It was a trip to the toilet that led to time travel into the future: and despite being in the centre of Norwich’s clubland, it didn’t involve any intoxication whatsoever.
This curious tale is courtesy of Reverend Lionel Fanthorpe, a retired British priest who has also worked as a journalist, teacher, TV presenter, author and lecturer and who was born in Dereham and taught in Norfolk from the 1950s to 1979.
It involves the incredibly creepy but now-demolished underground toilets at Tombland, which were built in the 1930s and demolished in 2020, and time travel into the future: not your standard visit to what even Norwich City Council described as “generally unwelcoming” public loos.
Tombland has been a market place, a centre for merchants, the home of a palace and a cathedral and a place which has witnessed revolts, great fires and medieval fairs.
Although its evocative name suggests a place where burials occurred, Tombland takes its name from an old English word derived from the Danish meaning ‘empty space’.
Rev Fanthorpe has spoken several times of something strange that happened in the sunken toilets, which until they were demolished were visible from street level due to a Cold War bunker-style ‘lid’ which announced them to the public.
The tale begins as Rev Fanthorpe and wife Patricia had returned from a walk around the Cathedral and to their car parked next to the underground toilets in Tombland (neither exist today, dating this experience to, we believe, before the mid-1990s)
In an interview with themalestrom.com he said: “…as we came out [of the Cathedral gate] a poor woman came running across to us, her car was parked pretty close to ours. She saw my dog collar and realised I was a priest and she said, ‘Father can you help me?’
“’I don’t know what’s happened to my husband. He went to the toilet and left me in the car and didn’t come back. I asked a traffic warden who went past if he’d be kind enough to take a look down there in case he’s had a heart attack or fallen on the stairs.’”
The traffic warden had walked down the steps and into the toilet, checking the cubicles and the urinal, but there was no one there: the woman swore she could not have missed her partner leaving.
“She was getting more and more worried so I went and had a look down there myself and just as the traffic warden reported, the place was empty,” said Rev Fanthorpe.
“Then, not long after, as Patricia and I were talking to her and trying to comfort her, to my utter astonishment, a man emerges from this toilet that I had seen empty with my own eyes, looking very bewildered.”
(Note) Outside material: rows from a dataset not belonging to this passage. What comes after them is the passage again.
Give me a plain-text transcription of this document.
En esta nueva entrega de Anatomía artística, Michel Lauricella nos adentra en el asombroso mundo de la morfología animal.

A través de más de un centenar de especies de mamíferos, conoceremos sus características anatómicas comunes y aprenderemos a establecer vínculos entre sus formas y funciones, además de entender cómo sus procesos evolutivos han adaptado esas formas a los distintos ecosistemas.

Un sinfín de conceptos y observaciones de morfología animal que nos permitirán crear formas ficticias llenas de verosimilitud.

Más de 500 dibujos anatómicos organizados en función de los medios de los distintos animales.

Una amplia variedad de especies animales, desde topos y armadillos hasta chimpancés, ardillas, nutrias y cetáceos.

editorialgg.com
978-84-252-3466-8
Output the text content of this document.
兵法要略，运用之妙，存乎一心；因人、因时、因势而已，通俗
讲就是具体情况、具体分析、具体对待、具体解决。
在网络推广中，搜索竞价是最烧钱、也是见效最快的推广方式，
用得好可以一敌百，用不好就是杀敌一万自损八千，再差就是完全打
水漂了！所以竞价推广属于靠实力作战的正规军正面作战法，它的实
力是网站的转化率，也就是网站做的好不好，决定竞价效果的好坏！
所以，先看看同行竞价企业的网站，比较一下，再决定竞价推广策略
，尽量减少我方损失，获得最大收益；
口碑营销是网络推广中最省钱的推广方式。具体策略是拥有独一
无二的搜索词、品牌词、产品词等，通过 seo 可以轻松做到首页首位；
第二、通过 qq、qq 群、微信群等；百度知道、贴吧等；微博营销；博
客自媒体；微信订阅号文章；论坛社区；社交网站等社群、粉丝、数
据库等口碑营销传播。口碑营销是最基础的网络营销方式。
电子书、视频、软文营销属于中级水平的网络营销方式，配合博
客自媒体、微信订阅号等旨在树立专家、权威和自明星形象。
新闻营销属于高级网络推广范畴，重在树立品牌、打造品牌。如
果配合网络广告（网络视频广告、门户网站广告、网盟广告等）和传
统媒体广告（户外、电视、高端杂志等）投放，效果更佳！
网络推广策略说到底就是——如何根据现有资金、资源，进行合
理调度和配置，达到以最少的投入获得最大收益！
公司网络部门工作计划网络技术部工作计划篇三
The man walked to his car to the delight of his worried wife. Ashen-faced, he told her he needed to recover for a moment before he could explain. Then he told a strange tale.
“He said he’d gone down to use the toilet, then come up again, only to find his car was not there, his wife was not there and everything looked strangely different,” said Rev Fanthorpe.
“The cars a little way ahead of where that toilet was located were going past on the road and he said they were almost silent, it sounded as though they had electric engines rather than the normal internal combustion engines we’re used to.
“He said: ‘I stood there and it was as if I’d gone into the future.’”
The man added: “I’ve read science fiction stories in which there are time slips and if you can get back to the right place again you might be able to slip back.”
Looking out over an unfamiliar view, the man stood staring for a few minutes and then went back down the stairs, rested for a moment and walked back up into what was, for him, the present day. His wife and the Fanthorpes were waiting.
Rev Fanthorpe said: “I tried to weigh up what might have happened and it seemed when he came up the stairs the first time there had been some sort of time slip, – you get time slips and time quakes just as you do earthquakes or faults in the electricity supply.
“I certainly couldn’t explain how or what had happened. I think time is very mysterious and he did exactly the right thing by going down again and when he came back up, he was in our time.”
The underground Tombland toilets were closed by Norwich City Council in 2012 due to maintenance costs and lots of plans were mooted as to what should happen to them.
City Hall’s feasibility study in 2018, noted: “The toilets are not easily accessible and were generally unwelcoming when they were open to the public, at times attracting antisocial behaviour.”
In November 2020, work began on the disused block as part of a shake-up to the area which saw bus stops moved and open space created for pedestrians.
As the work continued, a skull was unearthed followed by around a dozen skeletons.
Analysis of two of the skeletons suggested they could be brothers – one in his late teens, the other in his early 20s - who were executed, possibly during Kett’s Rebellion.
The other skeletons were far older, dating from between 772AD and 941AD and offered a tantalising insight into where one of Norwich’s lost churches might once have stood.
Archaeologists believed they would have been buried in what was once the churchyard of St Michael’s, a church which was known to have been demolished at the turn of the 12th century, but which has never been precisely located.
Tombland is a treasure trove of ghosts. There’s also the Grey Lady of Tombland and the cannibal child ghost of the street’s crooked house.